Supercrunch Blog

Merlin Pappenheimer July 26, 2017 Big Data

Big data – big return?

Data science is all around us these days. It’s the new big thing and considered to be the solution to almost any challenge that companies face. Being a data scientist is supposed to be the sexiest job of the 21st century and the faith in the power of analytics seems to be the mantra of the new generation of business leaders. We at SUPERCRUNCH believe it too; we all love the seemingly endless possibilities of todays’ big data world. It’s challenging, it’s exciting, and it’s big fun. But working as an interface between science and the business user also shows some additional aspects which shouldn’t be underestimated when all of the hype is over. Data science projects will (hopefully) all come to a critical stage – when business users will start working with the outcome. We all have to face that fact at least for some more decades – as machines won’t ultimately take over too quickly.

One strategy to avoid frustration at the late stage of big data projects – the implementation phase – starts at the very beginning: A use case driven approach puts the user in the center of analytics projects right from the start. My colleague Stefan Roese just recently published a blog article on why this is so important. I want to add two aspects I’ve experienced, which are necessary to maximize the return on analytics investment (ROAI).

Integrate statistical results into day to day routines

Some of you might have experienced similar situations; no matter if you are a consultant in the field of analytics or a user yourself: Your data science team developed awesome algorithms to support business questions. But the way the results are presented and communicated to business users is just so far away from their habits in digesting information that they struggle – or refuse – to integrate it into their working routines and you end up with wasted budgets and nothing but frustration. One way to avoid such frustration is to integrate results from sophisticated statistics into your day to day reporting environment. Users will appreciate and use the magic of machine learning (et al) instead of running away from it.

Let’s take marketing mix modelling as an example: A very established methodology (according to a Forrester study used by 9 out of 10 marketing and analytics professionals) and proudly communicating its own return on investment, MMM basically delivers a contribution factor of marketing channels and touchpoints on sales results and is widely used for strategic budget allocation. But why use it only once a year or even quarterly if it could be integrated into reporting on standard status metrics on your marketing touchpoint performance, and thereby increase the return of such a costly project? We’ve recently managed to integrate such impact metrics and increased not only the return on analytics investment, but also established acceptance of data science on the business side in general.

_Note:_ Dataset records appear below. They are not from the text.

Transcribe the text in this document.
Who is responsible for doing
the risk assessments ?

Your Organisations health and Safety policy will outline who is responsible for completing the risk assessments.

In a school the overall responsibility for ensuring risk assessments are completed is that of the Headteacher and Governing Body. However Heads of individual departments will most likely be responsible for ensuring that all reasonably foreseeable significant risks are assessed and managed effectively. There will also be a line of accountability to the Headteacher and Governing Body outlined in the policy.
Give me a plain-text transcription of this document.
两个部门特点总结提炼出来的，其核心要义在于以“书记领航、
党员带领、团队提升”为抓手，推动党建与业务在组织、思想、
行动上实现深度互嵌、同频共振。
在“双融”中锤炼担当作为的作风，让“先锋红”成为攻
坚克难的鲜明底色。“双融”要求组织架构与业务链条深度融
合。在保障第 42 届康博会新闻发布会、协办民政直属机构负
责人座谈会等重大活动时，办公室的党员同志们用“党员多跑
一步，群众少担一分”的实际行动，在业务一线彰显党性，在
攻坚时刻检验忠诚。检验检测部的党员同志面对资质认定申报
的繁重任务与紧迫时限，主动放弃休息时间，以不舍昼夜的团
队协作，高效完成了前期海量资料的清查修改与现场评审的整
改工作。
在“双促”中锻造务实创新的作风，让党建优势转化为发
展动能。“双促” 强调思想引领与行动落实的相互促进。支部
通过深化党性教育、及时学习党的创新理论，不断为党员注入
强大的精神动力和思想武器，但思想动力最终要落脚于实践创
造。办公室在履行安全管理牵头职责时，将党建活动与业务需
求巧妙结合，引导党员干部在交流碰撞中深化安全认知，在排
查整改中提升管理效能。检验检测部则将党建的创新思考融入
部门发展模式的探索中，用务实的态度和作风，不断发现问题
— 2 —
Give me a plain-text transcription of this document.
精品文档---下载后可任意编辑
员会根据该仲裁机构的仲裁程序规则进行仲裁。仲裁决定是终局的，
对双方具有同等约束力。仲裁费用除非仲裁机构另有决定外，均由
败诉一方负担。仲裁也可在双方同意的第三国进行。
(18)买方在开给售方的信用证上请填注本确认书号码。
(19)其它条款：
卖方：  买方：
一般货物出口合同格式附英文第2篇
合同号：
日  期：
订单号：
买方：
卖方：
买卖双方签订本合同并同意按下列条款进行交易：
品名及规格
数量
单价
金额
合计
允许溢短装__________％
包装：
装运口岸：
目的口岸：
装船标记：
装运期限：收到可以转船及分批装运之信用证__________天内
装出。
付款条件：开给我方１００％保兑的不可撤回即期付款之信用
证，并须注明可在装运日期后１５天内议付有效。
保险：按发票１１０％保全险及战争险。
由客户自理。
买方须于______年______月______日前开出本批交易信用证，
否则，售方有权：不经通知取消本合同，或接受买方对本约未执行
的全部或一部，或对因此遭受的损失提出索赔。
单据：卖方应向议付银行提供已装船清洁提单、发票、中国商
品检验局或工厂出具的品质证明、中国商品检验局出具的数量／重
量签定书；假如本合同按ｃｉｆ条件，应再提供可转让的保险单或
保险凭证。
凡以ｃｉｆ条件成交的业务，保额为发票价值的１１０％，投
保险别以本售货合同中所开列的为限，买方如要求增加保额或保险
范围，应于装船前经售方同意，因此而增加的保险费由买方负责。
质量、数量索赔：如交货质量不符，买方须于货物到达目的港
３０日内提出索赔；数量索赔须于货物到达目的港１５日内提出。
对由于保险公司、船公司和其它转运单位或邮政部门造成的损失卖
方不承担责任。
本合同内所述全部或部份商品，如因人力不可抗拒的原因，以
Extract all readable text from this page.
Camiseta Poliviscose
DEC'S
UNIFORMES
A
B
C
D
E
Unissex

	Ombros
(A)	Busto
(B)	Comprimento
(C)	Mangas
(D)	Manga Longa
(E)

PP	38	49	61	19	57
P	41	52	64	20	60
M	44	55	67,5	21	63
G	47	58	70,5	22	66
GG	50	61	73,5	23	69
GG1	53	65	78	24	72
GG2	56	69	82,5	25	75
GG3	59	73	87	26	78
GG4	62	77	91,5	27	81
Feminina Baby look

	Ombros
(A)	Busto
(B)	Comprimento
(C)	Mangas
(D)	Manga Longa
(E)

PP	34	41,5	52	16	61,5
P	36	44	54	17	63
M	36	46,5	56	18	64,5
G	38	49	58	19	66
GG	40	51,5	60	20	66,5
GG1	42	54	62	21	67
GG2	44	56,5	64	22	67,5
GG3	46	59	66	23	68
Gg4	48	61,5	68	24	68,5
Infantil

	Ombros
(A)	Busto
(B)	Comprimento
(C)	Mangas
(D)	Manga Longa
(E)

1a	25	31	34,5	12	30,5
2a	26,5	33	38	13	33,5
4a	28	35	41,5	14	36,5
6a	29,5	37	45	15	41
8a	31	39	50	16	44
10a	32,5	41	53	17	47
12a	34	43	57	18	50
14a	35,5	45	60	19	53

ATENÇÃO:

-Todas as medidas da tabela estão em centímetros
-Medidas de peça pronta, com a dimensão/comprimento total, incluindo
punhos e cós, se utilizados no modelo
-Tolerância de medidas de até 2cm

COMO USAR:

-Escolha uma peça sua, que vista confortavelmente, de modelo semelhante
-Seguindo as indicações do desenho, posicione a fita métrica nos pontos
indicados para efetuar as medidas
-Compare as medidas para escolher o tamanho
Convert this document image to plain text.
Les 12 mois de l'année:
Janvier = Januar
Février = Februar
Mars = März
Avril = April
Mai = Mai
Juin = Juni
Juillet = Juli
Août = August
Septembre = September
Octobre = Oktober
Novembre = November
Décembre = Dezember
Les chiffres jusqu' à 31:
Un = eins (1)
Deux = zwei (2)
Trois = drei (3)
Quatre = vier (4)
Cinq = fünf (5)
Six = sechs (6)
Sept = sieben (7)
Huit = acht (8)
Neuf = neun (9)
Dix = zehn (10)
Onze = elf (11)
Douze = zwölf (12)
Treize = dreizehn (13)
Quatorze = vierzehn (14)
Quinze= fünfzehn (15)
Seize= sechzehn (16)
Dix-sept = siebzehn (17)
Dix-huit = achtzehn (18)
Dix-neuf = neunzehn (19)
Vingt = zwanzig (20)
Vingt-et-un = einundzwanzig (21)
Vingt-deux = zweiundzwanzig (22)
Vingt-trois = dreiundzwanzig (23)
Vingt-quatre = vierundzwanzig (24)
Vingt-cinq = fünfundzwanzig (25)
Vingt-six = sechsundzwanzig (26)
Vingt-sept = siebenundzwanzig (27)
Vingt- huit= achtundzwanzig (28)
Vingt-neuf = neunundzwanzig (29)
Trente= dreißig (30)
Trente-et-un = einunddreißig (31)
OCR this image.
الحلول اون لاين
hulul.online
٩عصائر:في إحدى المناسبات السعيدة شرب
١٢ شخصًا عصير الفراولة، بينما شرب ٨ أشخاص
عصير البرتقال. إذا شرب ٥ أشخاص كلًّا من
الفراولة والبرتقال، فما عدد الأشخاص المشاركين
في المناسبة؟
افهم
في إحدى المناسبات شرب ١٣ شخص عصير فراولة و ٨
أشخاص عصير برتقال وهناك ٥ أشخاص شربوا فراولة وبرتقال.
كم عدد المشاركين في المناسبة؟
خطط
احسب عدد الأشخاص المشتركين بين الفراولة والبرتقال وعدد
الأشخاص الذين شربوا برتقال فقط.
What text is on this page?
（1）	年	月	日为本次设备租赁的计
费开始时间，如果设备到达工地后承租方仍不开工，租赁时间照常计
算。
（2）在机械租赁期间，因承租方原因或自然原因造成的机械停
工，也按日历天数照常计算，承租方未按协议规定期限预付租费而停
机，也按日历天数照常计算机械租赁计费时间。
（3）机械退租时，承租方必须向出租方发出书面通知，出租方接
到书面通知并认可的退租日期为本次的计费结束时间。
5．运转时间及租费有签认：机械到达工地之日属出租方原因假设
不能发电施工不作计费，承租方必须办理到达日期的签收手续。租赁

Introducing analytics into an organization requires specific change management – or an ease of use solution

Another challenge we experience when implementing advanced analytics is the fact that the integration process is tough. But we see it as a positive: it’s a strong lever to maximize the return of companies’ analytics investment if it is done the right way. Deployment of science-based solutions is not only a technology thing, but a matter of change management. A change of mindset management. Management level support is certainly helpful too, but the key to success is a holistic approach; ideally driven by a dedicated (analytics) change manager. The best solutions are still those not requiring much change; those that seamlessly integrate into users’ routines and don’t require much of a mindset change: Simple to use with the science where it belongs – in the backend!

What are your experiences when rolling out advanced, science heavy solutions? Did you achieve a smooth integration into existing workflows? Which obstacles were you facing and how did you manage to overcome them? How did you maximize your return on analytics investment within the implementation phase? We’re interested in hearing your thoughts and discussing your best practice experiences with you!